Editorial: Supreme Court’s inaction on gay marriage delays equality for Texans

Jerry Lara/The Associated Press
Gay couples Cleopatra De Leon and Nicole Dimetman (left) and Mark Phariss and Victor Holmes spoke to reporters in February in San Antonio after U.S. District Judge Orlando Garcia declared Texas’ same-sex marriage ban unconstitutional.

For supporters of same-sex marriage, last week’s U.S. Supreme Court relative inaction was good news, wasn’t it?

The high court let stand rulings from three federal appeals courts that struck down bans on gay marriage in Indiana, Oklahoma, Utah, Virginia and Wisconsin. Those three courts have jurisdiction over six other states that ban gay marriage — Colorado, Kansas, North Carolina, South Carolina, West Virginia and Wyoming — and logically would follow precedent to do away with their bans, too.

So for Americans who believe in fair and equal treatment under the law, as this newspaper does, how is this not positive? Same-sex marriage could be legal in as many as 30 states and the District of Columbia — and that number could swell to 35, depending on how the 9th Circuit Court of Appeals in San Francisco rules.

Doesn’t that make it the law of the land? Unfortunately, it depends where on the land you reside. The Supreme Court had a chance with a single, definitive ruling to bring consistency and legal clarity to what the mishmash of state laws. Instead, it abdicated its responsibility.

Consider Texas.

Our state’s ban dates to a 2005 amendment to the state Constitution. It was challenged by a Texas couple who wanted to marry and by another who married in Massachusetts and wanted their union recognized in Texas. U.S. District Judge Orlando Garcia in San Antonio struck down the Texas law as unconstitutionally depriving some Americans of equal protection and due process. Yet he stayed his ruling to allow for the state’s appeal, which is working its way through the 5th Circuit Court of Appeals in New Orleans.

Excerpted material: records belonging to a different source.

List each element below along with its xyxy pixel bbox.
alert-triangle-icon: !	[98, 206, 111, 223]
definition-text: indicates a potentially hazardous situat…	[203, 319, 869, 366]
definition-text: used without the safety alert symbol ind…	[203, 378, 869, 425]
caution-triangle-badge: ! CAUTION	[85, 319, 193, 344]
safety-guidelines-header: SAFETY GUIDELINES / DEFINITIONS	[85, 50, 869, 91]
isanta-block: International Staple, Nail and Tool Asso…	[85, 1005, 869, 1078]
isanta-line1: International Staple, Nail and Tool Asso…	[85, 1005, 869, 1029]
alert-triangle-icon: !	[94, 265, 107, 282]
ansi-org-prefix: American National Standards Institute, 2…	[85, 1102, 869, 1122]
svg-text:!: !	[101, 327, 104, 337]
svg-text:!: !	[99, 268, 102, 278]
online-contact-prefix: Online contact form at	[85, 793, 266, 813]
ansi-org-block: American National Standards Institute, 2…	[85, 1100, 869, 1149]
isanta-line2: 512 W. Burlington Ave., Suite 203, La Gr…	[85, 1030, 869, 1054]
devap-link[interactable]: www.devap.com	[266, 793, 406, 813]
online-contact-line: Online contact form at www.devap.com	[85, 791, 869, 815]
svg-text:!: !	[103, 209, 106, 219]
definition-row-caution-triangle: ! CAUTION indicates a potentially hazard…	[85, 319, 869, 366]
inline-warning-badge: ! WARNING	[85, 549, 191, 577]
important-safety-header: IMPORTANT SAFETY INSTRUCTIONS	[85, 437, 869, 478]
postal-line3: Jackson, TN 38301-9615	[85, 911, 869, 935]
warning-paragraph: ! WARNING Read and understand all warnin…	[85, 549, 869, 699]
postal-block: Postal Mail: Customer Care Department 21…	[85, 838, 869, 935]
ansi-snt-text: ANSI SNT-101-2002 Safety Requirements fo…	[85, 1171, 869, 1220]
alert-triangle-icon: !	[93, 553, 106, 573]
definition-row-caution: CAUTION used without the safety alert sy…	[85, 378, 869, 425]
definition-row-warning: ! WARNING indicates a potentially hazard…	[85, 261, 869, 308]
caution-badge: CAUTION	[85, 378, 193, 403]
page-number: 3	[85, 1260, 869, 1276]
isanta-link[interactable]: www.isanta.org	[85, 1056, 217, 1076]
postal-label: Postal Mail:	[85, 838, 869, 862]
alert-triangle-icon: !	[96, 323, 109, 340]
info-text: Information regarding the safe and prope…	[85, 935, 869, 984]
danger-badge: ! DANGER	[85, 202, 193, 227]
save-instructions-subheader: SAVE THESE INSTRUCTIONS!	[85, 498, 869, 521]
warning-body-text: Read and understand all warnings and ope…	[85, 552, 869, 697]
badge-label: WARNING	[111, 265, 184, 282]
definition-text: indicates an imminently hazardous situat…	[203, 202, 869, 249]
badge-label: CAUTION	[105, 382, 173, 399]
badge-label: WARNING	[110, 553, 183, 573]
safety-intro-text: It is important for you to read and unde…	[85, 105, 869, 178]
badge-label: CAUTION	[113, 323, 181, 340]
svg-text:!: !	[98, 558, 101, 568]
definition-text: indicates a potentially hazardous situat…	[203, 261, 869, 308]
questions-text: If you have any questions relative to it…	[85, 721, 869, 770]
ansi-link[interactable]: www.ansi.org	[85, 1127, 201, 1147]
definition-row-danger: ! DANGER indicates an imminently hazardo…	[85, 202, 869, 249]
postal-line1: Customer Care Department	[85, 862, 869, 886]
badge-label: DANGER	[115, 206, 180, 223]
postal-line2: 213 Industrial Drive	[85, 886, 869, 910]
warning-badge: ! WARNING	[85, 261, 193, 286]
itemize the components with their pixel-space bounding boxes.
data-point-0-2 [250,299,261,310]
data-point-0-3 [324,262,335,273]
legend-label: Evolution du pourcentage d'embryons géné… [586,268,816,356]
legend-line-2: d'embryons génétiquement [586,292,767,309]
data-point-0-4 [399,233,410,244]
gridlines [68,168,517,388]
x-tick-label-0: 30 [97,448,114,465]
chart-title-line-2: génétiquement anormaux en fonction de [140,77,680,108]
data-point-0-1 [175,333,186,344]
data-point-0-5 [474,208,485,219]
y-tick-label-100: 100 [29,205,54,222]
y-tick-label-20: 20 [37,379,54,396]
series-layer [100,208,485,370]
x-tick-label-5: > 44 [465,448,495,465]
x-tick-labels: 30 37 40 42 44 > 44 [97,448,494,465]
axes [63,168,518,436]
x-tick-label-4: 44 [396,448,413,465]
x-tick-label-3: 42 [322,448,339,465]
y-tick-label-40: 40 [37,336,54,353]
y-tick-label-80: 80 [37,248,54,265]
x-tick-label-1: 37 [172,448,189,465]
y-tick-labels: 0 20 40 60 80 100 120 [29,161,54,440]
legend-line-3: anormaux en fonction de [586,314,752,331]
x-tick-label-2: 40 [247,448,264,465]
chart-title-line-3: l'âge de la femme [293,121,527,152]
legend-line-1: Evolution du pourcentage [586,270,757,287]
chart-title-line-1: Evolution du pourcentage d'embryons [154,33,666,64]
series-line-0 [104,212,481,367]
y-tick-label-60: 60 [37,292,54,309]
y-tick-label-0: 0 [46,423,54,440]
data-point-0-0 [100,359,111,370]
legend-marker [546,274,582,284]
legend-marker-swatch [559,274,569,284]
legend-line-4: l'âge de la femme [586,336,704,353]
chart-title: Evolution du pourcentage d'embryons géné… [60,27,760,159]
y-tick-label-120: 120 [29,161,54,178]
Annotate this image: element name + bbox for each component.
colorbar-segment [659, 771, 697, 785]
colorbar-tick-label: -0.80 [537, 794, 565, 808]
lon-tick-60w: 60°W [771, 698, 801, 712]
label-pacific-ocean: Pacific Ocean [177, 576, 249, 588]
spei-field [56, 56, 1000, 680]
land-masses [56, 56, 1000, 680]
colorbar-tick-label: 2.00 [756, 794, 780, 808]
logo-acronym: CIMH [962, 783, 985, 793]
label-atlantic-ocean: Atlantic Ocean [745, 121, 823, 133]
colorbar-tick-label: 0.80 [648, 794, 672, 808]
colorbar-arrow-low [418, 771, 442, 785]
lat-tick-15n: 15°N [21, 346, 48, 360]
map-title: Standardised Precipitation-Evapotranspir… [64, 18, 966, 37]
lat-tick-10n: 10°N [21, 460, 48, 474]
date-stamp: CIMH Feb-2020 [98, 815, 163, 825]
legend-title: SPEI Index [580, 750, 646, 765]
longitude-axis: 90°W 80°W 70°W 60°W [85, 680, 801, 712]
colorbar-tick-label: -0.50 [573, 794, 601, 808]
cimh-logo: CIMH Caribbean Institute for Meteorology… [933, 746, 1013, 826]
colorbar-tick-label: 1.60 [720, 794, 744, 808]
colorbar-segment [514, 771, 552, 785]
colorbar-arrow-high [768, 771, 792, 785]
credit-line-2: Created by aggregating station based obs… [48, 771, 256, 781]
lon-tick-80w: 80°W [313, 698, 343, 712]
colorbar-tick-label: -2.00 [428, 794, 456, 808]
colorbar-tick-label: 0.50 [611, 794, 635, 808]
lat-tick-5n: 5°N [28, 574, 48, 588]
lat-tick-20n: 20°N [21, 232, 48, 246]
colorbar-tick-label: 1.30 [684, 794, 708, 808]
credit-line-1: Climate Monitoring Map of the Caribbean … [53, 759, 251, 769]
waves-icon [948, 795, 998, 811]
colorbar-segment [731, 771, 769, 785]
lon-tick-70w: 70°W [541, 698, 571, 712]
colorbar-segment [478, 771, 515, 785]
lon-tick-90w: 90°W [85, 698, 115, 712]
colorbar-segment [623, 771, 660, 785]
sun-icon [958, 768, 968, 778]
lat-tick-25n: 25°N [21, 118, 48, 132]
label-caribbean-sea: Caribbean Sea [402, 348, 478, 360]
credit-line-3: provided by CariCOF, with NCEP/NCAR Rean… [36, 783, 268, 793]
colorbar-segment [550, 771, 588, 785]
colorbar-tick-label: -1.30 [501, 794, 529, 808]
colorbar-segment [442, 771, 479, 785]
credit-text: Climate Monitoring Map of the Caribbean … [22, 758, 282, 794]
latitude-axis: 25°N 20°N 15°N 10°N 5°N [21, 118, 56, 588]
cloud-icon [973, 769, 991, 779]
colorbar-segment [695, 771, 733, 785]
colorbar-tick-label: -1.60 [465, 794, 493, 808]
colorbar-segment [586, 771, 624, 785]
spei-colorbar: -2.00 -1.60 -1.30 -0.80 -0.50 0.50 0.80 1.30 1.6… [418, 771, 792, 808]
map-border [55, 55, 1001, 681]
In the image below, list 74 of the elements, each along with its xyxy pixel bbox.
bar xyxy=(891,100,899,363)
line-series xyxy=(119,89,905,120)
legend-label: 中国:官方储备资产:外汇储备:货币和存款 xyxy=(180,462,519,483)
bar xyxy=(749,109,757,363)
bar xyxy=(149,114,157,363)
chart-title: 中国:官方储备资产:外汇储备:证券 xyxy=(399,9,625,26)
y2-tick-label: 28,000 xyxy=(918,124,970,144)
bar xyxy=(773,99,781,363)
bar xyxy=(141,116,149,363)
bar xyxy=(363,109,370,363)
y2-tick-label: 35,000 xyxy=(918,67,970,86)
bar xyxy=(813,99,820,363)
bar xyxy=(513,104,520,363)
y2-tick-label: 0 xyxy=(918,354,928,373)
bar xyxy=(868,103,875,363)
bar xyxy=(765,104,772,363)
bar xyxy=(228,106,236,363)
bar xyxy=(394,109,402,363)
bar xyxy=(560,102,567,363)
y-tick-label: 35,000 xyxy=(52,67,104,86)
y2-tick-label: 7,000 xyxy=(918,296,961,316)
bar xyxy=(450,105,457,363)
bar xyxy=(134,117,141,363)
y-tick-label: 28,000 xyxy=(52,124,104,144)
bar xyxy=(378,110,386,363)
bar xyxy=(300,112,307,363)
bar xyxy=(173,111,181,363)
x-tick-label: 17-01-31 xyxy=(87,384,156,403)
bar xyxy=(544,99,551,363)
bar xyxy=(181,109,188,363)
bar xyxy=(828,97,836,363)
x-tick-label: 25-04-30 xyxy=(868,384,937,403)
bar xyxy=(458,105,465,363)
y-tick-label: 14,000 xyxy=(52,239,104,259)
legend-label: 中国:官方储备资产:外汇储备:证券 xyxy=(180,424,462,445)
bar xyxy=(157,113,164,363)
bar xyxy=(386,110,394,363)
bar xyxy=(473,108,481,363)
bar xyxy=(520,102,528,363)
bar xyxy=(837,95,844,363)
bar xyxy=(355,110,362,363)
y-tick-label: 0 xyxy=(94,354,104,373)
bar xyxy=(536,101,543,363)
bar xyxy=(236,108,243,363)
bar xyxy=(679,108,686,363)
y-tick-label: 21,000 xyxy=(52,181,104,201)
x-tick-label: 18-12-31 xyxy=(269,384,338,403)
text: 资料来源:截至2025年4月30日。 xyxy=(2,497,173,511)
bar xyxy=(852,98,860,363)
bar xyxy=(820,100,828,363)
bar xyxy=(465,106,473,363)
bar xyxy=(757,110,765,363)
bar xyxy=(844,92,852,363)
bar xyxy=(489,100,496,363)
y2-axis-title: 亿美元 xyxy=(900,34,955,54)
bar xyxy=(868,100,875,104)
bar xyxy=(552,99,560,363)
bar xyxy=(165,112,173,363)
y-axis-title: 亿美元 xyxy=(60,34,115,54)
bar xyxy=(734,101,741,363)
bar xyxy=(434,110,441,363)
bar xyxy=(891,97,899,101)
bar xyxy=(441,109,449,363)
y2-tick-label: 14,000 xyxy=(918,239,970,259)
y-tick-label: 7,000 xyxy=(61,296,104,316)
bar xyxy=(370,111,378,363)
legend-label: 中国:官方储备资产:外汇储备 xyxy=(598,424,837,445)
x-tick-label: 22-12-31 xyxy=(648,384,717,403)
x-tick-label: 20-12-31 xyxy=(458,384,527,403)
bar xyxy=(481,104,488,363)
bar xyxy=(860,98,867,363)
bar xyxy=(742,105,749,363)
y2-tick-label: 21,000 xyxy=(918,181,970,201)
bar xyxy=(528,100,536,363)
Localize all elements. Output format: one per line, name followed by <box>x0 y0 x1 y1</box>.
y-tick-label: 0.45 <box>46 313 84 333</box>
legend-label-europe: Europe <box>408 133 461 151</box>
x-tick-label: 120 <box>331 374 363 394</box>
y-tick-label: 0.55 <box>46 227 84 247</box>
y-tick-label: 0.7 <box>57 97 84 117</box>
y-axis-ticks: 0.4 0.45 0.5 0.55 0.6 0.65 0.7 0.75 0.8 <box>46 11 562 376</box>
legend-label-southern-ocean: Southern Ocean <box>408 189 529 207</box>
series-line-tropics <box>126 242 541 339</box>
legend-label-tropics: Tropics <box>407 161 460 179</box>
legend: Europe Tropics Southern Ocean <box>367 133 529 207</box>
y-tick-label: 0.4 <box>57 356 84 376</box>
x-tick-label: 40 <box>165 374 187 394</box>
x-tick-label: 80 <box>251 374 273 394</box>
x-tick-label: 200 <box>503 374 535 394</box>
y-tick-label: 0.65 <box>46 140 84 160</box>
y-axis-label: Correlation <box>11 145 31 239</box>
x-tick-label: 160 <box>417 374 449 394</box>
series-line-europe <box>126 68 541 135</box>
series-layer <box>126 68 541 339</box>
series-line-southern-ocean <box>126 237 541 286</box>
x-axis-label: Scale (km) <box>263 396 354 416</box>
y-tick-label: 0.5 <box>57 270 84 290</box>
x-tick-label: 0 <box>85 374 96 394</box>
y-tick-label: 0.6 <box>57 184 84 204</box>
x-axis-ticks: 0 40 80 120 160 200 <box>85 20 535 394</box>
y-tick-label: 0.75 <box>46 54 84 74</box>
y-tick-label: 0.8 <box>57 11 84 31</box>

Even if one celebrates the Supreme Court’s action by inaction, the practical result for a state like Texas is prolonged confusion and litigation, when the court could have fulfilled its constitutional duty as our national arbiter. Still unresolved is how a gay couple’s legal marriage in one state can be ignored in a different state.

Gay-marriage opponents in Texas would argue that the 2005 constitutional amendment passed with 76 percent of the vote, yet there is much evidence that minds are changing every day. A Texas Tribune poll last year showed that two-thirds of Texans favored allowing civil unions or gay marriage; only 26 percent opposed both.

This newspaper argued against Texas’ amendment, even as we respect religious traditions opposed to such unions and stipulate that the First Amendment protects places of worship from being compelled to conduct same-sex marriages.

This same Supreme Court recognized equality under the law in striking down the Defense of Marriage Act last year, which makes its passivity all the more perplexing. We can only hope the court seizes its next opportunity to lift same-sex marriage laws out of the gray twilight and presents an undeniable victory for a fundamental ideal.